In 2008, Rashid married Ivana Purić, a Serbian chemical engineer. He met her at a party in Belgrade in 2006, while working as an ambassador for the second installment of Belgrade Design Week. Together they have one child, Kiva Rashid born in 2013.
He is based in New York City, as well as Belgrade, Miami, and Mexico.
Rashid’s Studies, Achievements and Teaching Career
After graduating in Carleton in 1982 as an Industrial Designer, Rashid pursued graduate design studies in Naples, Italy, with Ettore Sottsass and then moved to Milan for one year and worked at the Rodolfo Bonetto Studio.
Rashid went on to work with KAN Industrial Designers in Canada for 7 years, where he created x-ray equipment, before co-founding and designing the Babel Fashion Collection and North from 1985 until 1991.
Two years later, in 1993, Rashid opened his own private design studio in New York City.
Karim is a frequent guest lecturer at universities and conferences globally disseminating the importance of design in everyday life.

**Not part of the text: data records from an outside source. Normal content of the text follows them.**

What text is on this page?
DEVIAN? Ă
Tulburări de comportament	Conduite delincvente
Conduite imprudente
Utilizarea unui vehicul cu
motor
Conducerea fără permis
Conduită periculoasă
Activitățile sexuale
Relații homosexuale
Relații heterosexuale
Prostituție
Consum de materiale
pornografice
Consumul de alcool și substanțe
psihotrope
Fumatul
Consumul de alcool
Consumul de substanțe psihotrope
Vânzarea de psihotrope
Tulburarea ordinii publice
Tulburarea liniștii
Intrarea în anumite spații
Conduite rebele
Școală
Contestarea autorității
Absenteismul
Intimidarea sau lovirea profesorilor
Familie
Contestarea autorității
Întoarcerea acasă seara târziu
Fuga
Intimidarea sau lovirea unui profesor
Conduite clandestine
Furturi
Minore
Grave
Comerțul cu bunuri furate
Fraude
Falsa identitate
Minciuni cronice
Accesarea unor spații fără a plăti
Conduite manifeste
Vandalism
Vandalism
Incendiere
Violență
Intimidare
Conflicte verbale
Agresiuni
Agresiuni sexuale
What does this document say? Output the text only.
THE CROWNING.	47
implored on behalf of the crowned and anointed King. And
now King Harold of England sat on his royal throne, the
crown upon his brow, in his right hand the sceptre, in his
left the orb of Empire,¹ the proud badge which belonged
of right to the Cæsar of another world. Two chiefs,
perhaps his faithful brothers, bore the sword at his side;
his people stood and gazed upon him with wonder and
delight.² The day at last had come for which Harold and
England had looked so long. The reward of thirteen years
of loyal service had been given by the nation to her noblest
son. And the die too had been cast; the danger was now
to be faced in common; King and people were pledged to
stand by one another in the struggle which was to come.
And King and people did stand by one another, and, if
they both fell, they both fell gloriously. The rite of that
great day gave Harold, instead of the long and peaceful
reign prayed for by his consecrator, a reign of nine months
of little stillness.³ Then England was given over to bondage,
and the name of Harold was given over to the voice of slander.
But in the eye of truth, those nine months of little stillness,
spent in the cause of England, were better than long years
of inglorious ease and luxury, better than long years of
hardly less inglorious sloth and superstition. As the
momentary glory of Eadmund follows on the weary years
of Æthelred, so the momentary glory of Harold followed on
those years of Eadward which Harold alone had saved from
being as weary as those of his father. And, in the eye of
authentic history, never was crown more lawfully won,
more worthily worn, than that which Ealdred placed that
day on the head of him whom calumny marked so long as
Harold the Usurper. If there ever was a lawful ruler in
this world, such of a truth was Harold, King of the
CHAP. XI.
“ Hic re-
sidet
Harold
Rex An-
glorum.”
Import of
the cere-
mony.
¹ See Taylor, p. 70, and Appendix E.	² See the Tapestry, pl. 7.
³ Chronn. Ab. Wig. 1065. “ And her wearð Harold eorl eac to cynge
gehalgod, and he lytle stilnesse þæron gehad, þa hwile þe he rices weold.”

He holds Honorary Doctorates from the OCAD, Toronto and Corcoran College of Art & Design, Washington. Karim has been featured in magazines and books including Time, Vogue, Esquire, GQ, Wallpaper, and countless more.
Working for Luxury Companies
Karim’s work is featured in 20 permanent collections. His pieces are exhibited in museums worldwide, including the MoMA, Centre Pompidou, and SFMOMA.
Rashid’s designs include the Umbra Garbo waste can, the b, a concept store for Giorgio Armani, manhole covers for the sewers of New York, perfume bottles for Kenzo, bobble water bottle, watches and tableware for Alessi, lighting for Artemide and products for b. He has also worked with Audi, Samsung, and Swarovski. In addition, Rashid has designed for Method, Bombay Saffire, Finé Water Japan, Sexy Beast USA, Davidoff, Issey Miyake and Estee Lauder.
Karim Rashid’s Manifesto
Rashid’s beliefs regarding the direction of design are clearly stated in many of his books, like “Design Your Self”, Harper Collins (2006); “Evolution”, Rizzoli (2004) and “I Want to Change the World”, Universe (2001).
The Egyptian-Canadian designer promotes a world-scale change, starting from the revolution of human nature. That is made necessary by the tendency of human nature to live in the past, while the propeller of contemporary design is to thrust and move forward to the future. About this topic, Karim said “I believe that we could be living in an entirely different world […] full of real contemporary inspiring objects, spaces, places, worlds, spirits, and experiences”. Therefore Design is no more about “solving problems, but about a rigorous beautification of our built environments. Design is about the betterment of our lives poetically, aesthetically, experientially, sensorially, and emotionally”.
Rashid’s desire is, therefore, to live in the modus of our time, release humankind from nostalgia, antiquated traditions, and old kitsch rituals and, freed from the past, finally fully participate in the contemporary world.
“For the longest time design only existed for the elite and for a small insular culture. I have worked hard for the last 20 years trying to make design a public subject.”